A unilateral device, as you readers well know, is something that the president uses to accomplish political goals. Their value is they allow the president to circumvent the Congress. Examples of unilateral devices: the executive order, memoranda, the presidential proclamation, the executive agreement, and the signing statement.
Today's New York Times has an article about the signing statement and its use by the Obama administration that may confirm Cooper's argument.
The article notes that the Obama administration has laid off using the constitutional signing statement since last summer despite signing bills that should have elicited challenges. If you recall, Obama set off a firestorm in the Congress last summer when he challenged provisions of law dealing with US participation in international institutions despite earlier compromising with the Congress to allow the prohibitions to go forward. Obama caught a left-right series of punches from Democrats and Republicans upset with the challenges. After that, Obama issued no more constitutional signing statements (though he has issued rhetorical signing statements since). Yet, as the article notes, Obama signed legislation last month that contained the exact same prohibitions but did not issue a constitutional signing statement challenge the provisions. Instead the administration argues there is no need to repeat the challenge because of their previous challenges, backed up with an OLC opinion claiming the right to ignore the provisions.
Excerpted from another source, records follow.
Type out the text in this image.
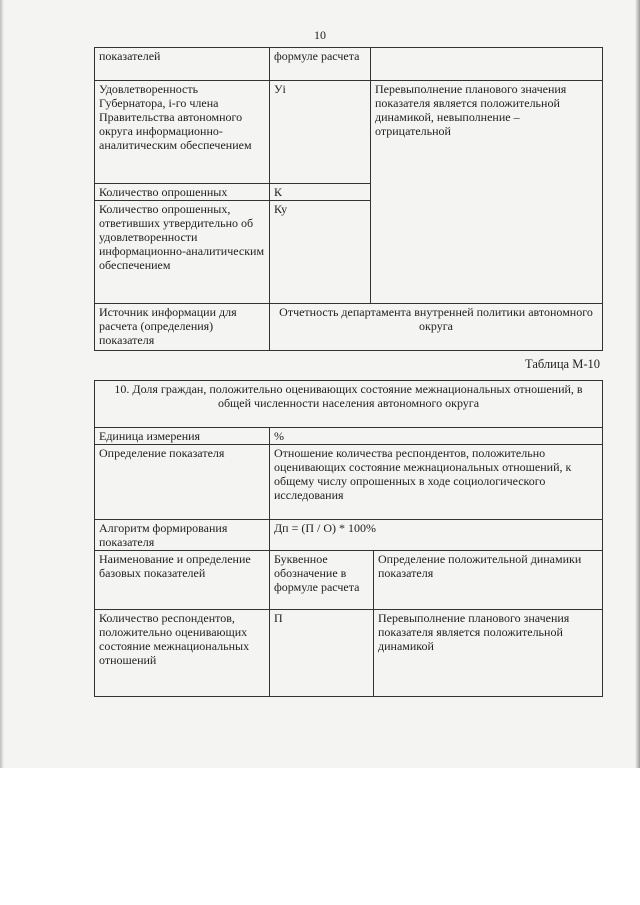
10
показателей	формуле расчета	
Удовлетворенность Губернатора, i-го члена Правительства автономного округа информационно-аналитическим обеспечением	Уi	Перевыполнение планового значения показателя является положительной динамикой, невыполнение – отрицательной
Количество опрошенных	К	
Количество опрошенных, ответивших утвердительно об удовлетворенности информационно-аналитическим обеспечением	Ку	
Источник информации для расчета (определения) показателя	Отчетность департамента внутренней политики автономного округа	
Таблица М-10
10. Доля граждан, положительно оценивающих состояние межнациональных отношений, в общей численности населения автономного округа		
Единица измерения	%	
Определение показателя	Отношение количества респондентов, положительно оценивающих состояние межнациональных отношений, к общему числу опрошенных в ходе социологического исследования	
Алгоритм формирования показателя	Дп = (П / О) * 100%	
Наименование и определение базовых показателей	Буквенное обозначение в формуле расчета	Определение положительной динамики показателя
Количество респондентов, положительно оценивающих состояние межнациональных отношений	П	Перевыполнение планового значения показателя является положительной динамикой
But that opinion was for a different bill, which does not seem to bother the administration.
Interesting.
There are a number of different theories surrounding the reasons why a president issues a constitutional signing statement. One theory is you make the challenges to any infraction in any bill in case the issue lands in the courts--the president can point to a consistent set of challenges refusing enforcement, as happened with the legislative veto in the 1983 Chadha decision. A second theory suggests that they are used in an effort to influence judicial decisionmaking, which was behind many of the bills in the last couple of years attempting to limit the use of the signing statement. A third theory suggests that they are used to influence bureaucratic decisionmaking. It seems that that administration may be abandoning that first theory in the belief that these issues are not likely to end up before the courts, so why consistently draw attention to the constitutional signing statement by constantly repeating yourself with identical challenges?
They may also be hoping that new strategy, coupled with the numerous obstacles they have raised to track the use of the signing statement, will simply cause the issue to disappear as the public turns their attention elsewhere. Maybe. But they may be behaving as Cooper believed--turning to a different device that is harder to track. In the article, Jack Goldsmith, who worked in the OLC in the Bush II administration, notes that turning to the OLC opinion has advantages over the signing statement in that OLC opinions "are often secret," leading to "somewhat less accountability." Thus the only way you would know whether or not a challenge was made would be to try to monitor the behavior of those who work for the president, an incredibly daunting task that even the Congress has trouble doing.
It is ironic--this behavior is in direct relation to the abuse of the signing statement by President Bush II. His actions, which drew such high profile scrutiny of the signing statement did not lead to the disappearance of the device, but instead lead to driving it underground, leaving less accountability and scrutiny to a device that was already hard to track to begin with.
Be careful what you ask for, I guess.